The Art of Bracketing in Apologetics: Switching Ground Without Losing Ground

3 thoughts on “The Art of Bracketing in Apologetics: Switching Ground Without Losing Ground”

  1. I’ve never heard it called “bracketing” before, but it’s an apt label for it. My wife and I often talk about choosing our battles, but it’s basically the same thing. It’s helpful for focusing the conversation on what is important to establish first, or next, so that a case may be built understandably without getting sidetracked. Also, it’s helpful to keep from following red herrings. Many people will obfuscate by throwing a large number of issues into the ring that can all be answered, but not answered effectively in bulk. The nice thing is that in so doing, they play the shallow parts of their hand all at once and affords you the opportunity to add a depth to the conversation that they may not have. If you can give them pause on just one issue by going meaningfully deeper than they have considered before, they are more likely to eventually be open to hearing you on the rest.

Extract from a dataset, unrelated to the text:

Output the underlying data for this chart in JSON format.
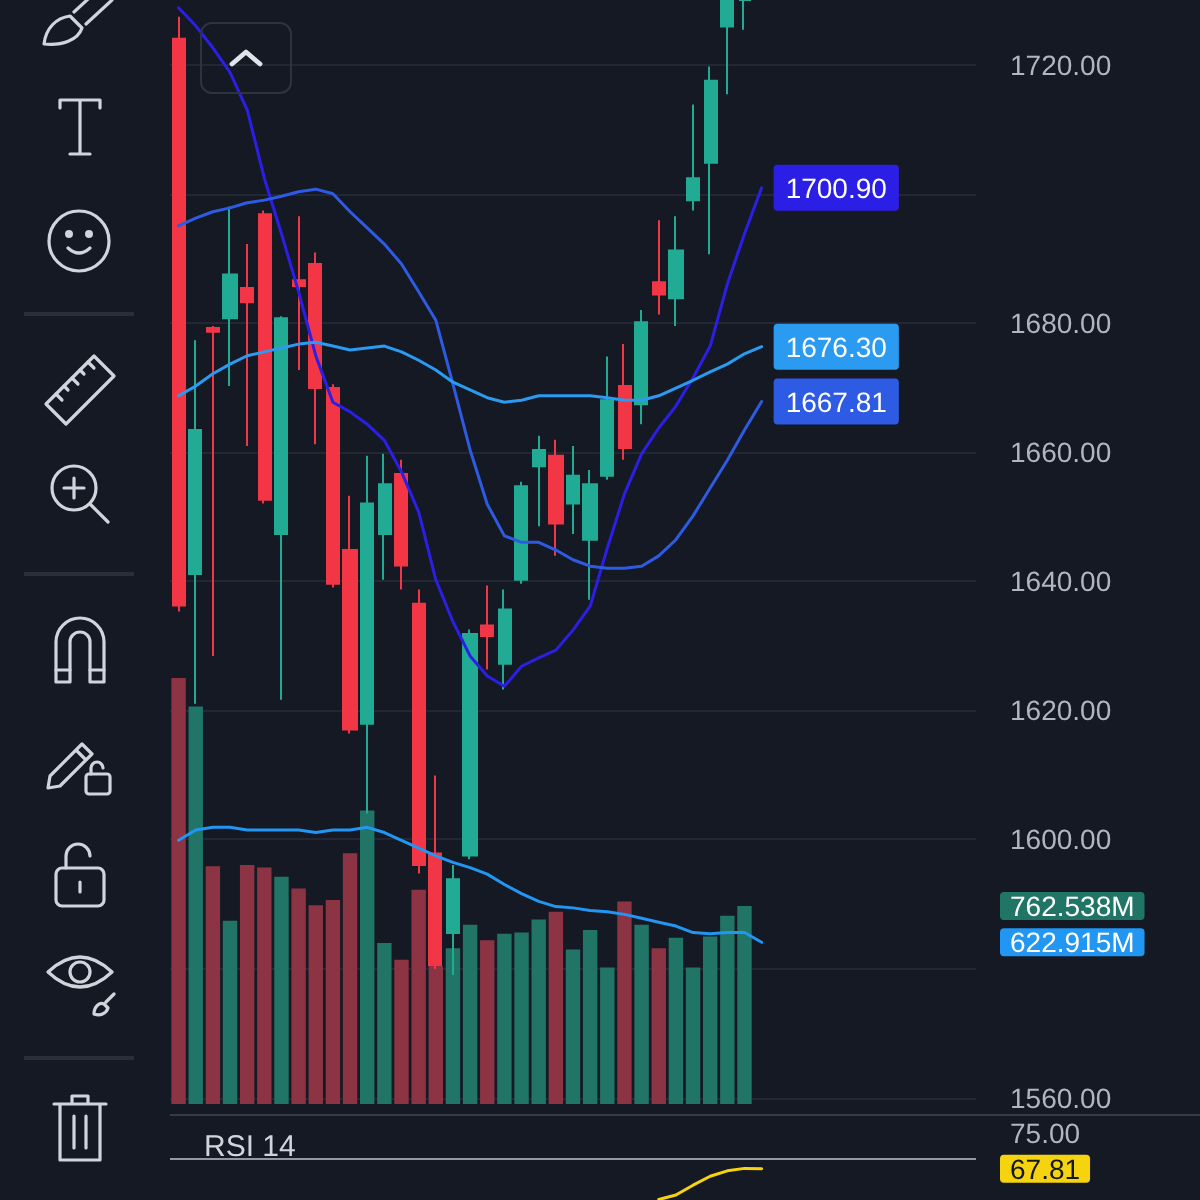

    I did this with a Muslim apologist once. He led out with the typical barrage of shallow contentions. I picked the topic of the Trinity to focus on. By the time we had discussed through the Father and the Son to the Holy Spirit, he argued that Allah was simple and a Trinity is complex. I responded that complexity has no bearing on the truth. He hesitated, apparently not having considered that. Then he asked how I could know these things. I responded with something that’s generally not epistemologically satisfying, but in the right context can be compelling: “I’m indwelt by the Holy Spirit and he opens me to knowing the truth.” (I didn’t get into the fact that the truth of the Trinity is found in the Scriptures. I sensed it wasn’t time for that subject yet.)

    It turned out to be compelling enough that he paused for a couple of moments and responded, a bit weakly, with, “I don’t have the Holy Spirit, so I can only think with my mind.” The expression on his face indicated that he wasn’t satisfied with his answer to me.

    Just then, a disciple of his who hadn’t been involved with our conversation happened to notice the lull. He approached and jumped in with the same typical salvo of common contentions. The apologist looked up at me, held his hand up to his disciple to quiet him, and told him, “No. Respect this man.”

  2. I always enjoy reading your posts – they make me think ! ….. but I wanted to take this opportunity to tell you what a great blessing your writing has been to me (I have just finished Christian Apologetics), but also I wanted to express what a great blessing Rebecca’s articles have been to me, as well as the book she edited on the issue of men and women in the church …. I really cannot find the words to express what a difference you have both made, but I thank God for you, and pray for you.

  3. I’ve been curious whether the Samaritan woman at the well in John 4 was asking about which mountain to worship on because she had a sincere desire for truth, because she wanted to pick a fight with a Jew out of habit, or if she was using it as a red herring to take the focus away from her personal responsibility towards God. Jesus seemed to do some bracketing; he moved away from which mountain had the most historical significance and authenticity, and moved the conversation to a new Kingdom which would supersede all earthly mountaintops.